How is it you lament that DDT causes breast cancer in perhaps 20 people, and ignore 5 million babies dieing of malaria? Talk of contemptible. I think that maybe it was not your kid to die instead of a pelican. You walk, you drive, even though this has some environmental impact, every human activity has a POTENTIAL negative impact on the environment, heal thyself Physician. You rant of the possible dangers of this and that then suggest that vast industries in countries you do not live in go powerless to save sea slugs. It is time you stop looking down your nose at the way others have to live, and start investing your money at technologies that you approve of, even at a loss, so your goals can be reached. You go to Mindanao (for example) and drill for volcanic heat, so they don't have to buy coal. You fight corruption world wide so that those on the bottom of the economic ladder can get justice (the poorer you are the more likely you are to have babies). You work for an international governing body that will put into practice social justice.

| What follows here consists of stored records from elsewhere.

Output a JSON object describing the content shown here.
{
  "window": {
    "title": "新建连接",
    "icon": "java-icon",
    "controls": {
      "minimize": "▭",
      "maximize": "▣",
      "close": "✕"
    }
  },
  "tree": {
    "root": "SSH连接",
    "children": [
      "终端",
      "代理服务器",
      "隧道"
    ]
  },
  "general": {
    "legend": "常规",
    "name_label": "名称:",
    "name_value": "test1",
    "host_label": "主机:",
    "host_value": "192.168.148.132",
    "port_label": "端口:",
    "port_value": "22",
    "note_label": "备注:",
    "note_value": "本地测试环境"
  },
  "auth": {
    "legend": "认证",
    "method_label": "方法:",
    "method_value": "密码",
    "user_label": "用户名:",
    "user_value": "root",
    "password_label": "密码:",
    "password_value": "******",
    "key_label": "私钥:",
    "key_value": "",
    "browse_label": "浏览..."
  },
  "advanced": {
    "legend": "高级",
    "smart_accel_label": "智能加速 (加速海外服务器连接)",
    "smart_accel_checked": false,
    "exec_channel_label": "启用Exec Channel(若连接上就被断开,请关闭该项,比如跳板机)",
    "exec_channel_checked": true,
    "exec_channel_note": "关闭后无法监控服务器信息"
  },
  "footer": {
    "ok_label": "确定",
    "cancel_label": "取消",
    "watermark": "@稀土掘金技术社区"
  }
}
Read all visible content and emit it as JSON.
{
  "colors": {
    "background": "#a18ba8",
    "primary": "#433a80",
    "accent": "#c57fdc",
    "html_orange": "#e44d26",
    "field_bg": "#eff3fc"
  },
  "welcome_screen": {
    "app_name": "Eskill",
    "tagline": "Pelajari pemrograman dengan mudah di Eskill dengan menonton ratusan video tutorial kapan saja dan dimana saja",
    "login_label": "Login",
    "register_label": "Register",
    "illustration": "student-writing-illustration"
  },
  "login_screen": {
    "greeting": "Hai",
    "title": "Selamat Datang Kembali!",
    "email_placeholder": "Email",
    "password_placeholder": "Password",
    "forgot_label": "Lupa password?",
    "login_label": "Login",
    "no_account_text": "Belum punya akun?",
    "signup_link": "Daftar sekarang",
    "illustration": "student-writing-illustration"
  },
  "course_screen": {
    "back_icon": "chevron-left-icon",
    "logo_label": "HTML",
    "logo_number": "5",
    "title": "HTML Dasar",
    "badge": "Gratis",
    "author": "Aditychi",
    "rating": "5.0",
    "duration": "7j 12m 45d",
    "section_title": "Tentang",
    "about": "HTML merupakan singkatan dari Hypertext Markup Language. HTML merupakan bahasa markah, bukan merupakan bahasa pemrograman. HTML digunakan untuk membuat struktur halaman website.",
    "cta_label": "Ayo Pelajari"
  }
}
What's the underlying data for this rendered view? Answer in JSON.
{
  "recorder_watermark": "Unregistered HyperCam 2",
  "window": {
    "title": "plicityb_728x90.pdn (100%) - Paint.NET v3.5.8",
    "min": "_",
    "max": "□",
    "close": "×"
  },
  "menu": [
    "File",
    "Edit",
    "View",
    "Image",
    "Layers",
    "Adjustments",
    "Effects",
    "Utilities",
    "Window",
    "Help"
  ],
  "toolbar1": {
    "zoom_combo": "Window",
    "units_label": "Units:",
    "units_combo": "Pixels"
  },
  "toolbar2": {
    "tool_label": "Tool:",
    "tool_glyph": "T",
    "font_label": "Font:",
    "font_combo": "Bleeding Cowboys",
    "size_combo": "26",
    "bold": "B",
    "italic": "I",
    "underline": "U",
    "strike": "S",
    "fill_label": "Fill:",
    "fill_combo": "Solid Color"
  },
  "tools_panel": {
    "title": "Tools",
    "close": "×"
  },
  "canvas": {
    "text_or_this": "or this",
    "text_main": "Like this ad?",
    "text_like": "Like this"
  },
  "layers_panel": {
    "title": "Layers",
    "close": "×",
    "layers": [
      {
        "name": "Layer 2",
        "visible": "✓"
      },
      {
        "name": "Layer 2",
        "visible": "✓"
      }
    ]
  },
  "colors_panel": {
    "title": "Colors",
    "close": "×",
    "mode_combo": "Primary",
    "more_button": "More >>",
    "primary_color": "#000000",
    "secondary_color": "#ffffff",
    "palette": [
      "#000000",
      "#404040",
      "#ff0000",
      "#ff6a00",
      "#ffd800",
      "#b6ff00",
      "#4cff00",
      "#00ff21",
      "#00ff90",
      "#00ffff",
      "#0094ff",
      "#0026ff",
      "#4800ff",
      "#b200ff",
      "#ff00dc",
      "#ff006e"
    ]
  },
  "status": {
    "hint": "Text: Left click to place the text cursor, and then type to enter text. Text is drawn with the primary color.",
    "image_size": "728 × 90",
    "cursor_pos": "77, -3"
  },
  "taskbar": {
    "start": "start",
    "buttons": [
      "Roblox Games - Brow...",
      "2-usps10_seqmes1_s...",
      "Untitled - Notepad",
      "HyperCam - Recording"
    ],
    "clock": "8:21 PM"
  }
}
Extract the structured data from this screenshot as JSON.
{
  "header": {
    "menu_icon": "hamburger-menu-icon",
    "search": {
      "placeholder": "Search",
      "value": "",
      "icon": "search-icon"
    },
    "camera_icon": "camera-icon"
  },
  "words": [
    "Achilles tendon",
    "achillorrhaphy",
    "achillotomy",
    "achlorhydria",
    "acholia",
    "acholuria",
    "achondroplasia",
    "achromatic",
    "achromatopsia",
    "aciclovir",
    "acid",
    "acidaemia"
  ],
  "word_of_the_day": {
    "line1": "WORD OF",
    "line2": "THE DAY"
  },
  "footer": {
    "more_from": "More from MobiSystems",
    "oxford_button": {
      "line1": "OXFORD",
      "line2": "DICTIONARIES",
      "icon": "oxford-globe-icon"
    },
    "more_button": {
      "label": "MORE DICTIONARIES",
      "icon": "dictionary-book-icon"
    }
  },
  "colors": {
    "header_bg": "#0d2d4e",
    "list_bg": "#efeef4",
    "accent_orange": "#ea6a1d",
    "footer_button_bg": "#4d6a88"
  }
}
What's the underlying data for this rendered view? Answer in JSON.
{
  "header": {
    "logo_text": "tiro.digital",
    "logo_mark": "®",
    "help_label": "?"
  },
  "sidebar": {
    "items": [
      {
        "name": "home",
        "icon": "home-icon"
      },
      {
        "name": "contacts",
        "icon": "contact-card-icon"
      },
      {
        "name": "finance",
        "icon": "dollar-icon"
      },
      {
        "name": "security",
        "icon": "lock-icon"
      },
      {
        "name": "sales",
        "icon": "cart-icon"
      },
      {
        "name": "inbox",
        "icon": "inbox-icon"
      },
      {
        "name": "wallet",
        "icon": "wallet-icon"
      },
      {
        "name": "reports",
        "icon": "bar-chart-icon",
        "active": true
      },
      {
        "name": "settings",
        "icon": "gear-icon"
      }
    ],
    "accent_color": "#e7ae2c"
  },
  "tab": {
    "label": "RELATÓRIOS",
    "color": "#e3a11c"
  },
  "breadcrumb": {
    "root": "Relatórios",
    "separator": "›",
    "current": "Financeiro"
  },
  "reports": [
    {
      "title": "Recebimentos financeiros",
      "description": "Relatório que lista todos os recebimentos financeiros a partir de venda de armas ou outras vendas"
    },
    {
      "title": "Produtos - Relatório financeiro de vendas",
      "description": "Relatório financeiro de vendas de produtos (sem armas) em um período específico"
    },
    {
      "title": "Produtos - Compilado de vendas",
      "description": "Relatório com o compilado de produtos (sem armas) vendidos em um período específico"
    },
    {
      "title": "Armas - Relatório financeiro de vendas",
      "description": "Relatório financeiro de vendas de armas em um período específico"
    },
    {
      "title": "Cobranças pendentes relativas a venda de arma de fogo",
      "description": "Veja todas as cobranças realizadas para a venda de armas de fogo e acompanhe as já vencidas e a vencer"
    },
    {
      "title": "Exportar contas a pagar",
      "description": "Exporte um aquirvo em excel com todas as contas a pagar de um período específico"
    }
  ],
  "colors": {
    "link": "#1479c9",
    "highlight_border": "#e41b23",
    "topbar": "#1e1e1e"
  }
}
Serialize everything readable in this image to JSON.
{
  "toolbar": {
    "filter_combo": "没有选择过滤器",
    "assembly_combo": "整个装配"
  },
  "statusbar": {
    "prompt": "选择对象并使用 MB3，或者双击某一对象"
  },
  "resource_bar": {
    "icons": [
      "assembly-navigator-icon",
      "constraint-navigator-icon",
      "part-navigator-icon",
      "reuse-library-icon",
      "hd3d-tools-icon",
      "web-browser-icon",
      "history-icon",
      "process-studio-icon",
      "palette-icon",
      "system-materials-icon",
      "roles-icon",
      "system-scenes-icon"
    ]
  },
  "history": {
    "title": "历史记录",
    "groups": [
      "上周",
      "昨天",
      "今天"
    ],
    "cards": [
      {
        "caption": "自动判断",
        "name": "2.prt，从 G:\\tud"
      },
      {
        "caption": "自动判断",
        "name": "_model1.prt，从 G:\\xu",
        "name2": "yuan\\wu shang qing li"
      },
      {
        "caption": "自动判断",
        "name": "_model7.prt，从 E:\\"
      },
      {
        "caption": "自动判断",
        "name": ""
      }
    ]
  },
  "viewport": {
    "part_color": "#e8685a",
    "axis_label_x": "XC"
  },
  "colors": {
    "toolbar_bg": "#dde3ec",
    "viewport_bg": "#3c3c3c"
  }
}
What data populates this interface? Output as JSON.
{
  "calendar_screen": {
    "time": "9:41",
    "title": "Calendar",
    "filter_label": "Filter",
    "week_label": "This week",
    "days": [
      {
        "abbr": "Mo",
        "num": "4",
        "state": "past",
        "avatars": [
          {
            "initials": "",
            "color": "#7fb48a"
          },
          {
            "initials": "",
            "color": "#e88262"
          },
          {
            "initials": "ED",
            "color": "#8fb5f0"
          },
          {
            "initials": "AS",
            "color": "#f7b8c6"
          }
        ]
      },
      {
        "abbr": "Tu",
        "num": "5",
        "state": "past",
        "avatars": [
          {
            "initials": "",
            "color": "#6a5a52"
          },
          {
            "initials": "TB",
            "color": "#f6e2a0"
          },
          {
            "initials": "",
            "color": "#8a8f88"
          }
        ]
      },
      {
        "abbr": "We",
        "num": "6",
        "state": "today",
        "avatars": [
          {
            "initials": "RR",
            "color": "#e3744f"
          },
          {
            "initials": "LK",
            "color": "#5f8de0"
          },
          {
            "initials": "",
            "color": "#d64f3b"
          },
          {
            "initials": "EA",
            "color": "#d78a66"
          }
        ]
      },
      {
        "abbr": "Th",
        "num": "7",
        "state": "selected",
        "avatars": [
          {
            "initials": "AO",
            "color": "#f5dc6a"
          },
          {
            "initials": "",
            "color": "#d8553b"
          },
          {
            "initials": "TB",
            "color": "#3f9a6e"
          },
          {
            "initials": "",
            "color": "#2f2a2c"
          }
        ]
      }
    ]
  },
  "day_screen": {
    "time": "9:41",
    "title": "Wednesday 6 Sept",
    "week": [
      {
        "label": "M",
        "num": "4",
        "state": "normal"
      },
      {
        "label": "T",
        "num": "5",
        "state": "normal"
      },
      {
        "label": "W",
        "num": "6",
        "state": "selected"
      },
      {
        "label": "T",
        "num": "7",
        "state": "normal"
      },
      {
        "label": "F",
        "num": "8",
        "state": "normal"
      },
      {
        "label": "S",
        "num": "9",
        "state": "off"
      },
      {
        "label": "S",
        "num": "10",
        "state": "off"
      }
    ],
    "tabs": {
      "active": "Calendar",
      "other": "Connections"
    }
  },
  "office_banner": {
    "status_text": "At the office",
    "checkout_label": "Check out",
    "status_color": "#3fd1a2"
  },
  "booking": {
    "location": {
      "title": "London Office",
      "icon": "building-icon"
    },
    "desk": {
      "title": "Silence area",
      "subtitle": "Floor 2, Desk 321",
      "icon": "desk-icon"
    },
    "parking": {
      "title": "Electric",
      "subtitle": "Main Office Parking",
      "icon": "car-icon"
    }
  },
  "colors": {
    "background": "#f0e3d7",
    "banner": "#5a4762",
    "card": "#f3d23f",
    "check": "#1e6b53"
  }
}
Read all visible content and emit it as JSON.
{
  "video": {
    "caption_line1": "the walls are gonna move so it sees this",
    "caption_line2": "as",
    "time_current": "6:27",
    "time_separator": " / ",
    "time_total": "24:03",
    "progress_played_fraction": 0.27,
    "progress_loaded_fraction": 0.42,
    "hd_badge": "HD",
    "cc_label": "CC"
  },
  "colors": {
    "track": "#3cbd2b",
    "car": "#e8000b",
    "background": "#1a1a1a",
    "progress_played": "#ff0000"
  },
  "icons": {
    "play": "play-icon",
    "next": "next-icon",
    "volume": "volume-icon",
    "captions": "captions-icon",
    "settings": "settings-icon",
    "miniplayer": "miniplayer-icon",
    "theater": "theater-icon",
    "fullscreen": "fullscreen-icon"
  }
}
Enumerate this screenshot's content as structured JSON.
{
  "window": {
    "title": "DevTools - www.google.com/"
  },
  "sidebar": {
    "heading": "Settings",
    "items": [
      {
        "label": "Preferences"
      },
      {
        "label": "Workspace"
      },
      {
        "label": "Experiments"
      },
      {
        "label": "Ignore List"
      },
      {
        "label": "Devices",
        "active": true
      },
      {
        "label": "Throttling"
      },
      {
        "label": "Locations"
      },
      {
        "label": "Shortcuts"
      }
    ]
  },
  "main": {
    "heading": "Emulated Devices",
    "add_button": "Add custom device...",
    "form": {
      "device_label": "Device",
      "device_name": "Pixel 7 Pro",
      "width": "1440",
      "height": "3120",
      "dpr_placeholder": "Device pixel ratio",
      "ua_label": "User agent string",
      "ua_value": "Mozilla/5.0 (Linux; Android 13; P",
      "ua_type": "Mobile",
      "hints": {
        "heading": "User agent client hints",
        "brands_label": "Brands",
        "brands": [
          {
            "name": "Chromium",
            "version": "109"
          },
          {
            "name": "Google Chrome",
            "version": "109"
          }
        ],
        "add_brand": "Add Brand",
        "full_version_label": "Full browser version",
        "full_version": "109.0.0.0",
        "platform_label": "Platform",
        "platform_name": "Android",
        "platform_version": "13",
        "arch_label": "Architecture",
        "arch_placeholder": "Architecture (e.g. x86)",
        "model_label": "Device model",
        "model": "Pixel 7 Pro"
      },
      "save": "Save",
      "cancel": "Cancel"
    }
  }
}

I do not "push" coal. I "push" humans over rats. I lament the changes that humanity has made on earth. I lament that the carrying capacity of earth will be less than the population soon. But I for one will not be the one to select one population over another because one can make choices and one can't, I blame the ones who could have made a choice to save humanity and did not. The solution for your environmental Armageddon is and has been obvious for 60 years at least, and that is universal affluence across the globe. This would result in declining populations world wide. Your post ignores justice. Your post ignores pathways to make the changes you desire affordable, instead attacking a straw man. (nobody says " I want to do this because it rapes the environment"). I think your solution to your environmental disaster does not include spending all of YOUR money building infrastructure in Nigeria (for example) so that a woman you do not know can have dependable electricity, so she can have a dependable job, so she can have a dependable retirement.. dependable water... dependable access to health care facilities... So she does not need 8 children to support her when she is old. Much better to shame the rich to simply cut off those in poverty to save sea slugs.